脑袋晕乎乎的,喉咙也痛,把头发吹干了,就缩进了被窝里。
闭上眼睛的时候就在想,厉嵘看起来不是那种喜欢凑热闹的人,他出去肯定是寻找猎物。
找个外国妞相互取暖。
色狼不可怕,可怕的是这种披着人皮的狼。
看起来仪表堂堂,其实就是个道貌岸然的小人。
还好她慧眼识人,一早就把他看穿了,不然她肯定早就掉进他挖好的坑里面,想爬都爬不出来。
胡思乱想着,眼皮变得越来越沉重,暖和的被窝让她觉得有些热乎乎的。
似醒非醒,耳边好像能够听见外面的热闹,也能听见钟声的响起,但意识模糊,不知道自己是不是在做梦。
厉嵘独自站在人群之外,看着眼前的热闹,听着钟声在耳际响起。
人群狂欢过后散去,雪越下越大。
他看着墨黑色的天,沉了口气,白色的烟雾从口中哈出,很快消散在风里。
转身准备回去的时候,看到路边有个卖花的摊贩。
摊主是个女孩,卖的是玫瑰。
看着女孩低头收拾花束的模样,画面和他的记忆重叠。
他驻足在摊前,用法语对女孩说:“这些我全要了,帮我包起来吧。”
女孩惊愕的抬头看了他一眼,随即笑道:“先生您真是好人。”
说完,女孩精心地整理起花束来,挑选出去了一些有损坏的花束,小心翼翼的包装好,递给了厉嵘。

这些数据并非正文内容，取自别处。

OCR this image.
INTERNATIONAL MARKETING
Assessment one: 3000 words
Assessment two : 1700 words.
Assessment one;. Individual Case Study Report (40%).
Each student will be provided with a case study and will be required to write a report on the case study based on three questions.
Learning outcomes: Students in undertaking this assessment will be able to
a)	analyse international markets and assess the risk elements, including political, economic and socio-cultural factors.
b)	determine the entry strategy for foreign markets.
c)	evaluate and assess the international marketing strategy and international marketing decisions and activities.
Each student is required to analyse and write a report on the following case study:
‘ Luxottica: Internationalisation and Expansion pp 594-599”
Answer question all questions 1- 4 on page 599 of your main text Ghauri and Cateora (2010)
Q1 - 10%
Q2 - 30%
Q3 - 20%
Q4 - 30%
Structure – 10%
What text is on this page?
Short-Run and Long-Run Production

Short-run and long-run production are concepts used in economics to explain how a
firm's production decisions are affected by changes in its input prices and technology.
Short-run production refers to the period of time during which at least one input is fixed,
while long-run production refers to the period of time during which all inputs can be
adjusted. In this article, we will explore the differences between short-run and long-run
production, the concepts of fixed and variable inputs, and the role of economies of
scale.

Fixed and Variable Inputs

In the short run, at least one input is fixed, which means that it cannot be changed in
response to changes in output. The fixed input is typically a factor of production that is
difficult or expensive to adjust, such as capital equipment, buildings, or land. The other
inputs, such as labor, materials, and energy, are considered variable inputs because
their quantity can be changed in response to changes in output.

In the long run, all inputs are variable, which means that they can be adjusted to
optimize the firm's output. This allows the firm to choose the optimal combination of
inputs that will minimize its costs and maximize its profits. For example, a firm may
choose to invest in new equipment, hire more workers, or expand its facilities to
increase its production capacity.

接过厉嵘手里的钱,低头在自己包里找零,抬头却发现他已经走了。
“先生,还没找您钱。”
厉嵘没有回头,弯腰坐进了前来借他的车里。
坐在车里看着手里的那一束娇艳的玫瑰花,又有点发愁了。
这花送给段如果的话,她肯定又会对他的意图一番猜忌。
而且玫瑰花象征的是爱情,她肯定连收都不会收。
心里还没编出一个合适的理由,车就已经停在了酒店门口。
算了,就放房间里好了,花买来也不是一定要送人。
厉嵘拿出房卡打开了房门,屋子里的灯亮起。
安安静静的。
换鞋的同时,侧头看了一眼旁边紧闭的房门,故意轻咳了一声。
见她没有出来,换好鞋之后他才走过去敲了敲门:“出来吃宵夜。”
依旧没动静,按照她的习性,应该不会这么早睡觉。
厉嵘将手里的花放在茶几上之后,才又去敲门:“段如果,睡了吗?”
问完,厉嵘侧耳贴在门边,屋内还是没任何声响。
平时就算她对他不耐烦,这种情况也还是会窝火的回应他一句,莫非真睡着了?
厉嵘沉了口气,坐在沙发上打开了电视,将剩余调到了最大。
静坐了两分钟,没等到她开门吼他把声音关小一点。
这不像她啊,莫非是房间隔音效果太好了?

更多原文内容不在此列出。